4.3 Add Content: Documents / URLs / Manual Input
After creating a knowledge base, the next step is to add content to it. Pop supports a rich variety of content sources, including local documents, web URLs, pasted text, and—coming in the future—API‑driven synchronization.
This section introduces all supported content types and explains how Pop parses and processes them.
🗂️ 1. Supported Document Formats (Same as Document Center)
Pop Knowledge Base supports the full set of formats available in the Document Center, including but not limited to:
📄 Text Formats
.txt.md(Markdown).rst.log.json.xml.yaml/.yml.csv/.tsv.ini/.conf.env
📝 Office Documents
.pdf.doc/.docx.ppt/.pptx.xls/.xlsx.odt/.ods/.odp
📚 Ebook Formats
.epub.mobi.azw/.azw3.fb2/.fbz.cbz.djvu
🧑💻 Code Files
(Pop does not execute code; all code files are treated as indexable text.)
.py.js/.mjs.ts/.tsx.jsx.java.cpp/.c.go.php.rb.cs.swift.scala.kt.rs.lua.sh/.bat/.ps1.sql.tf.dockerfile.hbs/.ejs/.jinja/.mustache
🎨 Graphic / Structured Files
(Pop automatically performs OCR or extracts available text.)
.svg.vsd
⚠️ Note: Binary images (png/jpg) are not added directly to the knowledge base.
However, AI chat can still understand them using multimodal capabilities.
To make image content searchable, convert it to PDF or Markdown before import.
📥 2. Three Ways to Add Documents
Pop provides three flexible import methods for knowledge base content.
Method 1: Upload Documents (Most Common)
In the knowledge base interface, click:
“Upload Document” → Select local files
Pop will automatically perform:
- Document parsing (PDF / Word / PPT / Markdown, etc.)
- Cleaning irrelevant content (headers/footers/styles)
- Automatic title & summary extraction
- Document chunking
- Vector embedding generation
- BM25 index creation
You may upload:
- Single file
- Multiple files (batch upload)
- Entire folders (when batch import is enabled)

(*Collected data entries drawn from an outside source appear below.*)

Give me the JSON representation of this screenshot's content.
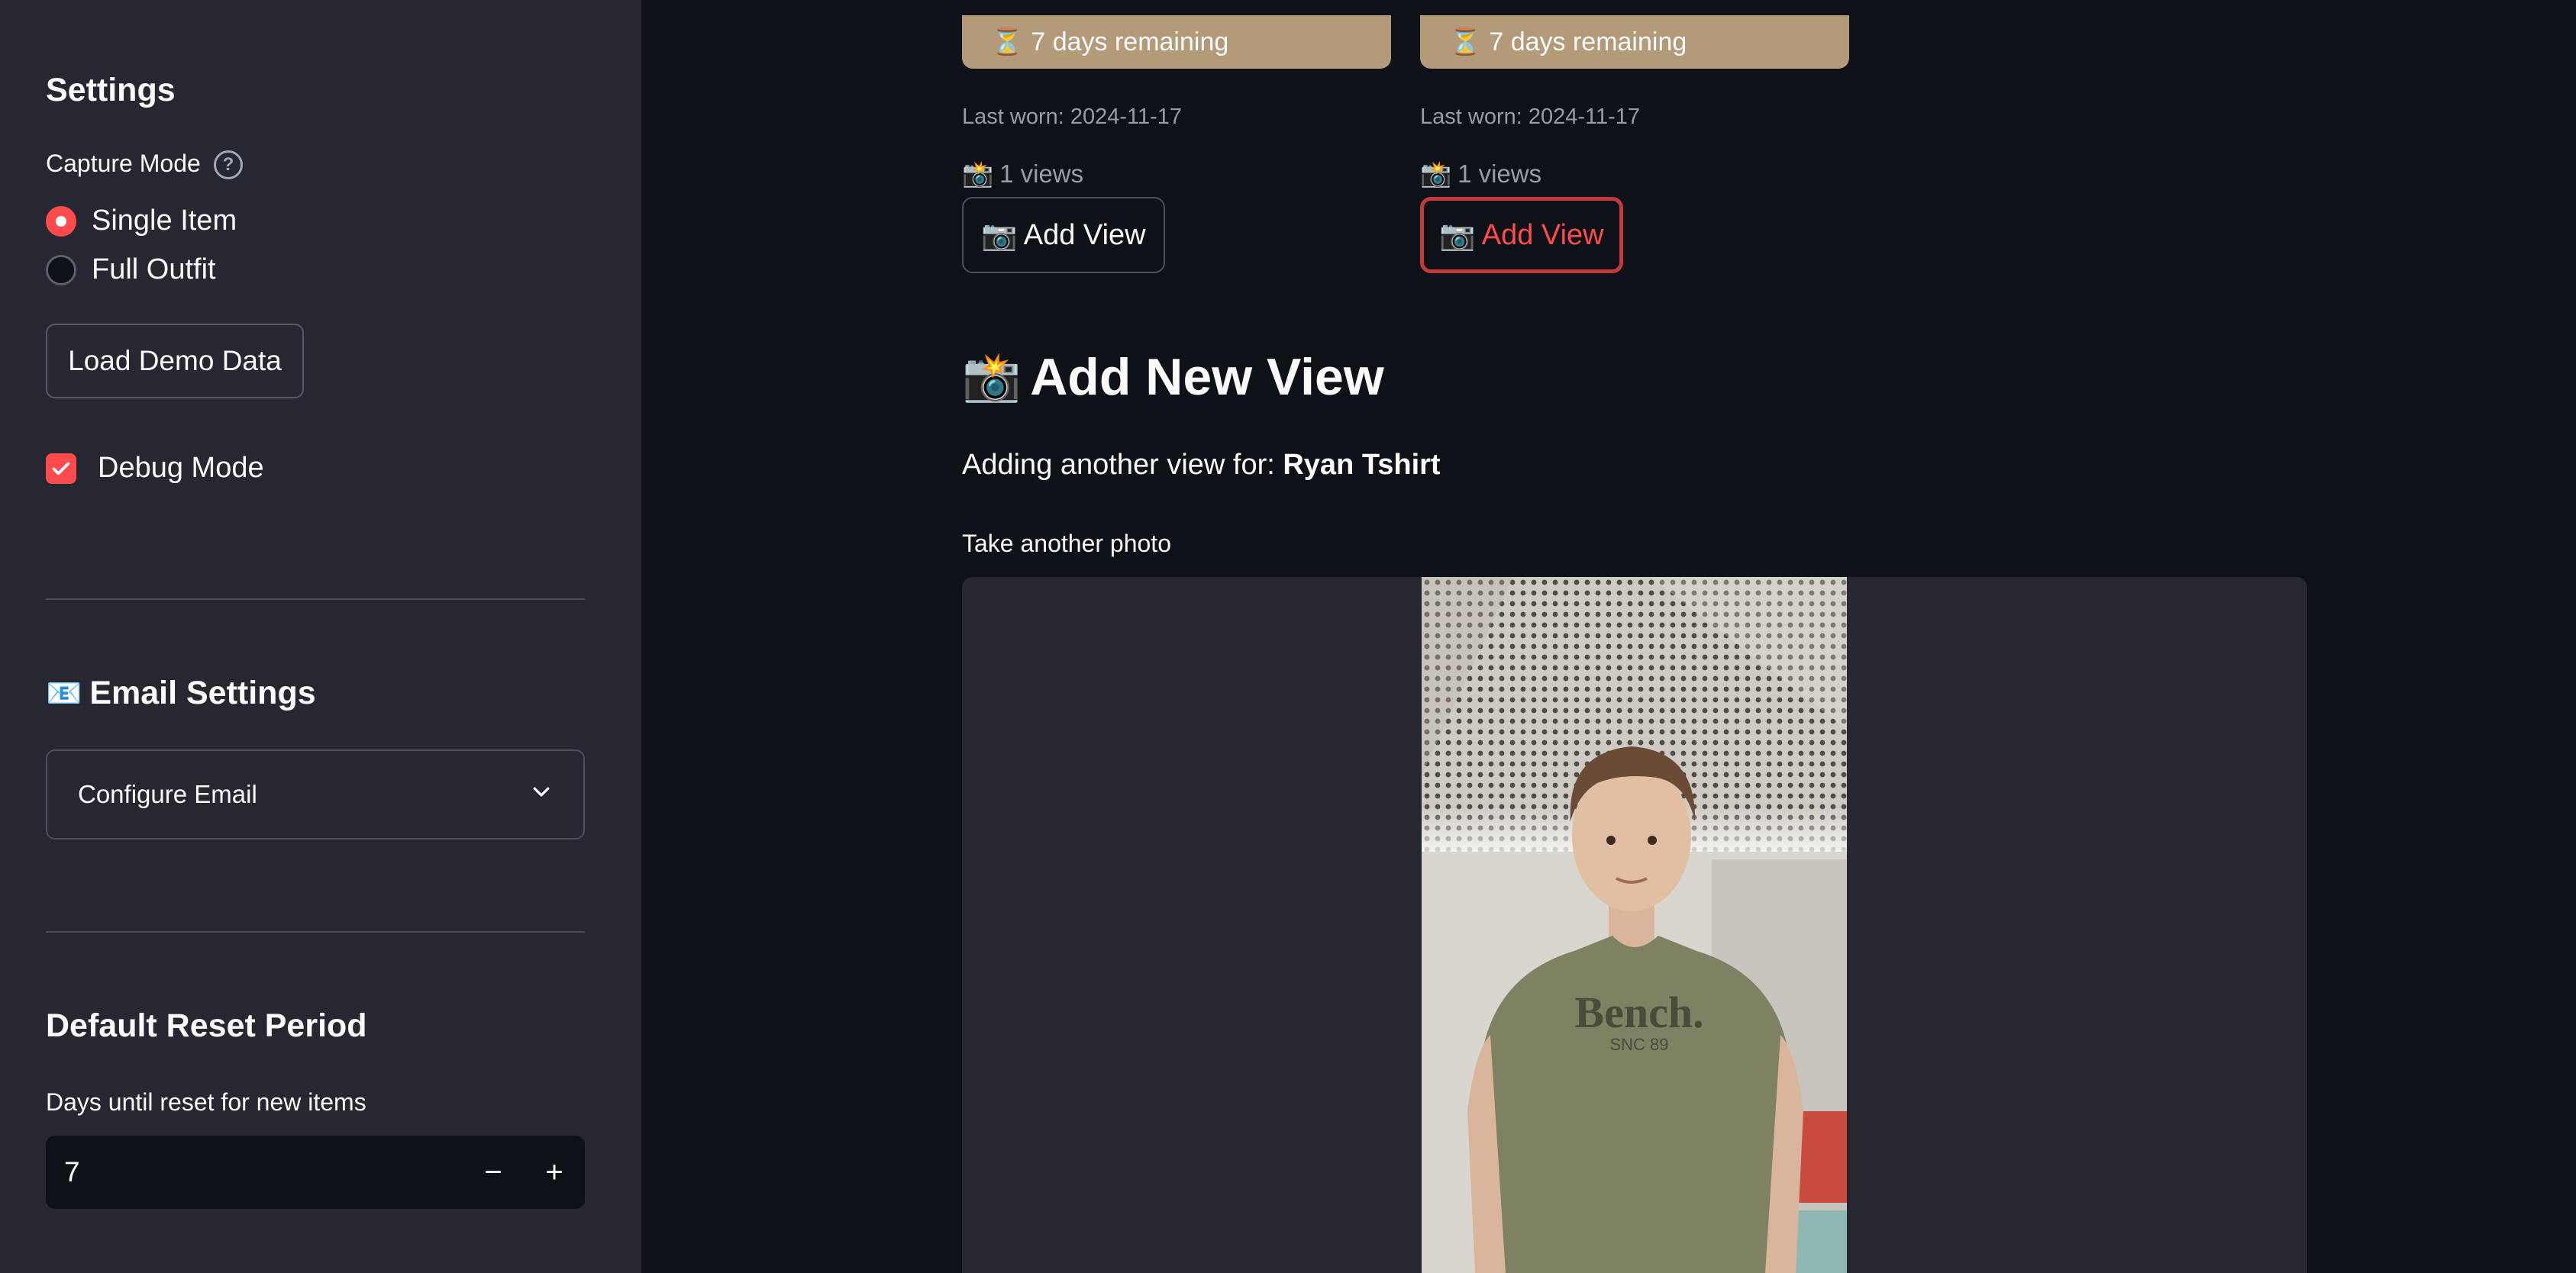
{
  "sidebar": {
    "settings_title": "Settings",
    "capture_mode": {
      "label": "Capture Mode",
      "options": [
        "Single Item",
        "Full Outfit"
      ],
      "selected": "Single Item"
    },
    "load_demo_label": "Load Demo Data",
    "debug_mode": {
      "label": "Debug Mode",
      "checked": true
    },
    "email_settings_title": "Email Settings",
    "email_settings_icon": "📧",
    "configure_email_label": "Configure Email",
    "default_reset_title": "Default Reset Period",
    "days_label": "Days until reset for new items",
    "days_value": "7",
    "minus": "−",
    "plus": "+"
  },
  "items": [
    {
      "status_icon": "⏳",
      "status": "7 days remaining",
      "last_worn": "Last worn: 2024-11-17",
      "views_icon": "📸",
      "views": "1 views",
      "add_view_icon": "📷",
      "add_view_label": "Add View",
      "active": false
    },
    {
      "status_icon": "⏳",
      "status": "7 days remaining",
      "last_worn": "Last worn: 2024-11-17",
      "views_icon": "📸",
      "views": "1 views",
      "add_view_icon": "📷",
      "add_view_label": "Add View",
      "active": true
    }
  ],
  "add_new_view": {
    "title_icon": "📸",
    "title": "Add New View",
    "adding_prefix": "Adding another view for: ",
    "item_name": "Ryan Tshirt",
    "camera_label": "Take another photo",
    "shirt_text_1": "Bench.",
    "shirt_text_2": "SNC 89"
  },
  "colors": {
    "accent": "#ff4b4b",
    "status_bg": "#b39a78",
    "sidebar_bg": "#262730",
    "main_bg": "#0e1117"
  }
}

After upload, documents display:
- Filename
- Page count
- Number of chunks
- Indexing status
- Error messages (e.g., OCR failure)
Method 2: Fetch Content via URL
Click “Add URL”, then enter a webpage link.
Pop will automatically:
- Request the webpage
- Extract main article content (remove ads/navbars)
- Clean noise
- Detect the title
- Generate summary
- Chunk and embed the text
Suitable for:
- Documentation websites
- Technical blogs
- Online tutorials
- Internal company knowledge base sites
- News articles
Supports standard HTML, mobile pages, and some SSR‑rendered pages (SSR improves accuracy).

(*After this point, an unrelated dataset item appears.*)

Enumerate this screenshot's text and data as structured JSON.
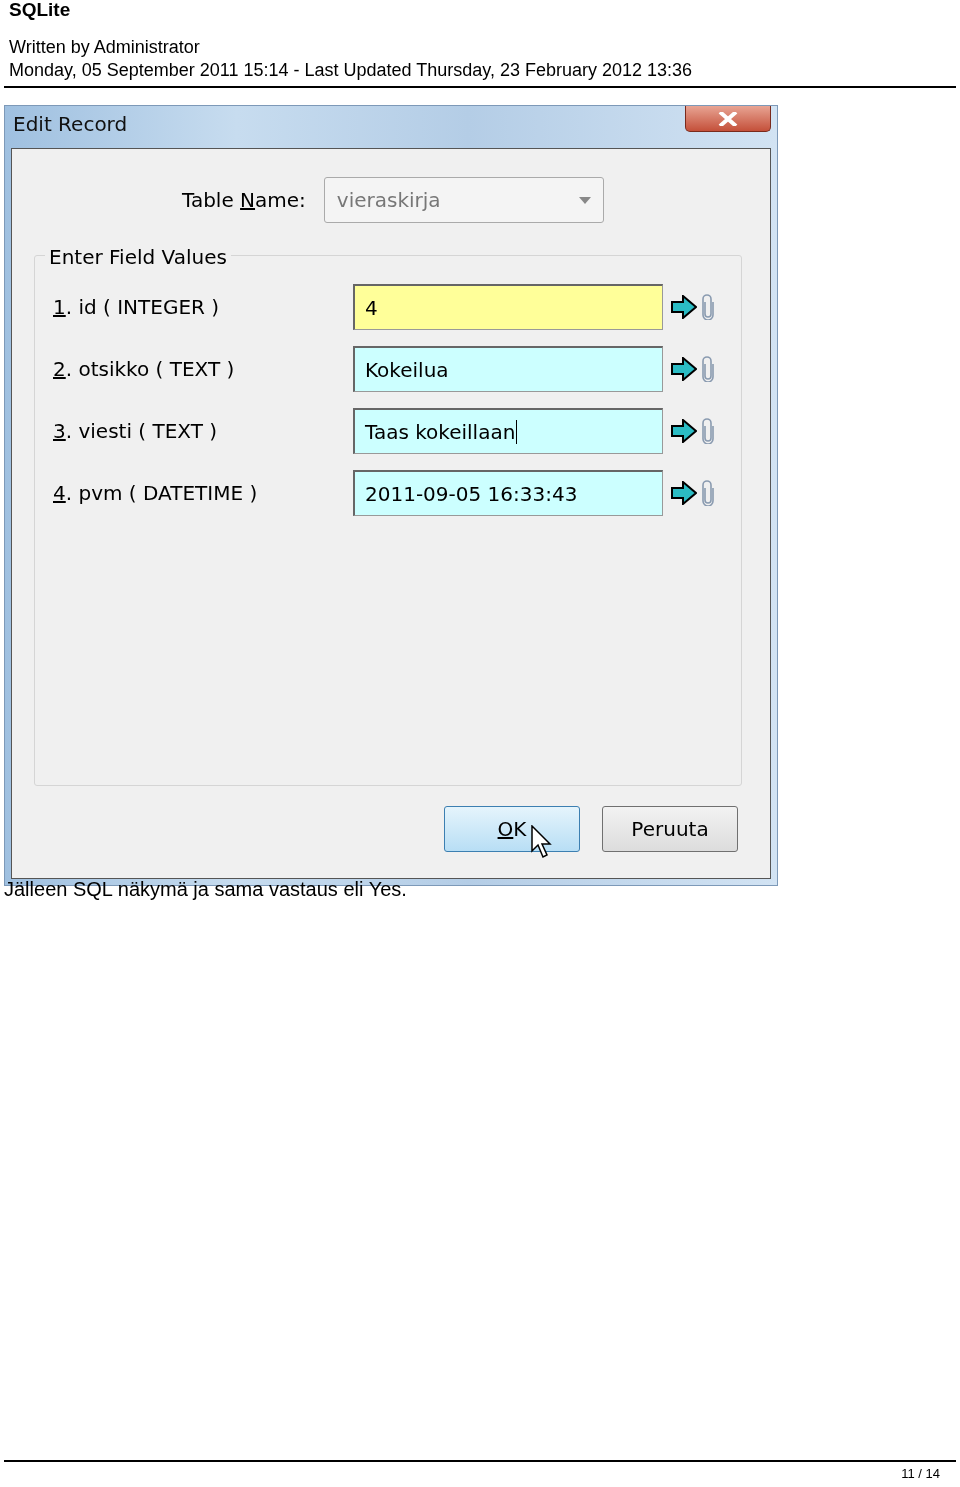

Method 3: Manual Text Input
Click “Add Text Manually” to type or paste any content:
- Meeting notes
- Project highlights
- Product feature descriptions
- Hand‑written summaries
- AI‑generated content
- Small FAQ entries
Pop will format text automatically, chunk it, and index it.

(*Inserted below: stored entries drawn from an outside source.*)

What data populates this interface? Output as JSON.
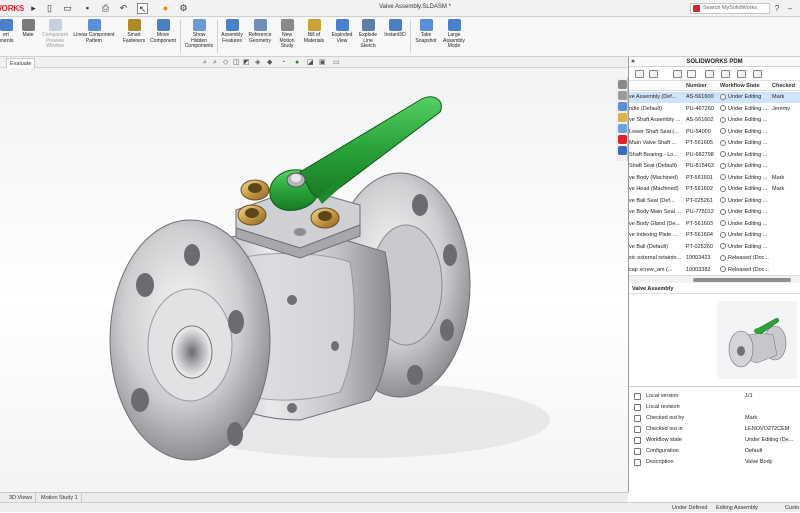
{
  "app": {
    "logo_text": "SOLIDWORKS",
    "title": "Valve Assembly.SLDASM *",
    "search_placeholder": "Search MySolidWorks"
  },
  "colors": {
    "brand": "#d9232d",
    "handle": "#2aa33a",
    "selection": "#cfe4fb"
  },
  "quick_access": [
    "play-arrow-icon",
    "new-document-icon",
    "open-folder-icon",
    "save-icon",
    "print-icon",
    "undo-icon",
    "select-pointer-icon",
    "rebuild-icon",
    "options-gear-icon"
  ],
  "commands": [
    {
      "label": "ert\nonents",
      "disabled": false,
      "icon": "insert-components-icon"
    },
    {
      "label": "Mate",
      "disabled": false,
      "icon": "mate-icon"
    },
    {
      "label": "Component\nPreview\nWindow",
      "disabled": true,
      "icon": "preview-window-icon"
    },
    {
      "label": "Linear Component\nPattern",
      "disabled": false,
      "icon": "linear-pattern-icon"
    },
    {
      "label": "Smart\nFasteners",
      "disabled": false,
      "icon": "smart-fasteners-icon"
    },
    {
      "label": "Move\nComponent",
      "disabled": false,
      "icon": "move-component-icon"
    },
    {
      "label": "Show\nHidden\nComponents",
      "disabled": false,
      "icon": "show-hidden-icon"
    },
    {
      "label": "Assembly\nFeatures",
      "disabled": false,
      "icon": "assembly-features-icon"
    },
    {
      "label": "Reference\nGeometry",
      "disabled": false,
      "icon": "reference-geometry-icon"
    },
    {
      "label": "New\nMotion\nStudy",
      "disabled": false,
      "icon": "motion-study-icon"
    },
    {
      "label": "Bill of\nMaterials",
      "disabled": false,
      "icon": "bill-of-materials-icon"
    },
    {
      "label": "Exploded\nView",
      "disabled": false,
      "icon": "exploded-view-icon"
    },
    {
      "label": "Explode\nLine\nSketch",
      "disabled": false,
      "icon": "explode-line-icon"
    },
    {
      "label": "Instant3D",
      "disabled": false,
      "icon": "instant3d-icon"
    },
    {
      "label": "Take\nSnapshot",
      "disabled": false,
      "icon": "snapshot-icon"
    },
    {
      "label": "Large\nAssembly\nMode",
      "disabled": false,
      "icon": "large-assembly-icon"
    }
  ],
  "ribbon_tabs": [
    "Evaluate"
  ],
  "bottom_tabs": [
    "3D Views",
    "Motion Study 1"
  ],
  "status": {
    "state": "Under Defined",
    "mode": "Editing Assembly",
    "custom": "Custo"
  },
  "pdm": {
    "header": "SOLIDWORKS PDM",
    "columns": [
      "Number",
      "Workflow State",
      "Checked Ou"
    ],
    "rows": [
      {
        "name": "ve Assembly  (Def...",
        "number": "AS-561600",
        "state": "Under Editing",
        "checked_out_by": "Mark",
        "selected": true
      },
      {
        "name": "ndle  (Default)",
        "number": "PU-467260",
        "state": "Under Editing ...",
        "checked_out_by": "Jeremy",
        "selected": false
      },
      {
        "name": "ve Shaft Assembly ...",
        "number": "AS-561602",
        "state": "Under Editing ...",
        "checked_out_by": "",
        "selected": false
      },
      {
        "name": "Lower Shaft Seal  (...",
        "number": "PU-54000",
        "state": "Under Editing ...",
        "checked_out_by": "",
        "selected": false
      },
      {
        "name": "Main Valve Shaft  ...",
        "number": "PT-561605",
        "state": "Under Editing ...",
        "checked_out_by": "",
        "selected": false
      },
      {
        "name": "Shaft Bearing - Lo...",
        "number": "PU-682798",
        "state": "Under Editing ...",
        "checked_out_by": "",
        "selected": false
      },
      {
        "name": "Shaft Seal  (Default)",
        "number": "PU-815463",
        "state": "Under Editing ...",
        "checked_out_by": "",
        "selected": false
      },
      {
        "name": "ve Body  (Machined)",
        "number": "PT-561601",
        "state": "Under Editing ...",
        "checked_out_by": "Mark",
        "selected": false
      },
      {
        "name": "ve Head  (Machined)",
        "number": "PT-561602",
        "state": "Under Editing ...",
        "checked_out_by": "Mark",
        "selected": false
      },
      {
        "name": "ve Ball Seal  (Def...",
        "number": "PT-025261",
        "state": "Under Editing ...",
        "checked_out_by": "",
        "selected": false
      },
      {
        "name": "ve Body Main Seal ...",
        "number": "PU-775012",
        "state": "Under Editing ...",
        "checked_out_by": "",
        "selected": false
      },
      {
        "name": "ve Body Gland  (De...",
        "number": "PT-561603",
        "state": "Under Editing ...",
        "checked_out_by": "",
        "selected": false
      },
      {
        "name": "ve Indexing Plate  ...",
        "number": "PT-561604",
        "state": "Under Editing ...",
        "checked_out_by": "",
        "selected": false
      },
      {
        "name": "ve Ball  (Default)",
        "number": "PT-025260",
        "state": "Under Editing ...",
        "checked_out_by": "",
        "selected": false
      },
      {
        "name": "sic external retainin...",
        "number": "10003423",
        "state": "Released (Doc...",
        "checked_out_by": "",
        "selected": false
      },
      {
        "name": "cap screw_am  (...",
        "number": "10003382",
        "state": "Released (Doc...",
        "checked_out_by": "",
        "selected": false
      }
    ],
    "preview_label": "Valve Assembly",
    "properties": [
      {
        "label": "Local version",
        "value": "1/1",
        "icon": "version-icon"
      },
      {
        "label": "Local revision",
        "value": "",
        "icon": "revision-icon"
      },
      {
        "label": "Checked out by",
        "value": "Mark",
        "icon": "user-icon"
      },
      {
        "label": "Checked out in",
        "value": "LENOVO272CEM",
        "icon": "computer-icon"
      },
      {
        "label": "Workflow state",
        "value": "Under Editing (De...",
        "icon": "workflow-icon"
      },
      {
        "label": "Configuration",
        "value": "Default",
        "icon": "configuration-icon"
      },
      {
        "label": "Description",
        "value": "Valve Body",
        "icon": "description-icon"
      }
    ]
  }
}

🛠 How Pop Processes Added Content
Regardless of input method, Pop performs the following pipeline:
1. Document Parsing
- PDF → text extraction + OCR
- Word / PPT → text extraction
- Markdown → structure parsing
- URL → article extraction
- Code files → plain text conversion
2. Content Cleaning
- Remove headers/footers
- Remove duplicate lines
- Remove noise (section numbers, page breaks)
- Merge broken paragraphs
3. Smart Chunking
Pop uses intelligent strategies:
- Split by heading structure
- Combine natural paragraphs
- Maintain optimal chunk size: 200–500 chars
- Prevent overly long chunks that degrade embedding quality
4. Vector Embedding Generation
Uses the model you selected for this knowledge base.
5. Index Construction
Includes:
- Vector KNN index
- BM25 keyword index
- Hybrid retrieval weighting
Enables high‑quality RAG responses.
📊 Managing Documents After Import
After uploading, you can:
- View structured summary
- Preview document content
- Re‑index individual documents
- Delete documents
- View all chunks
- Check embedding status of each chunk
- Export chunks (for RAG debugging)
If errors occur, Pop will show details in the Task List.
📌 Summary
Pop offers three flexible content‑adding methods:
| Method | Best For | Automatic Processing Steps |
|---|---|---|
| Upload | Local documents | Parsing → Chunking → Embedding → Indexing |
| URL Import | Web page articles | Extraction → Chunking → Embedding |
| Manual Text | Small notes / FAQ | Paragraphing → Embedding → Indexing |
No matter where content comes from, Pop converts it into structured, searchable knowledge for high‑quality RAG question‑answering.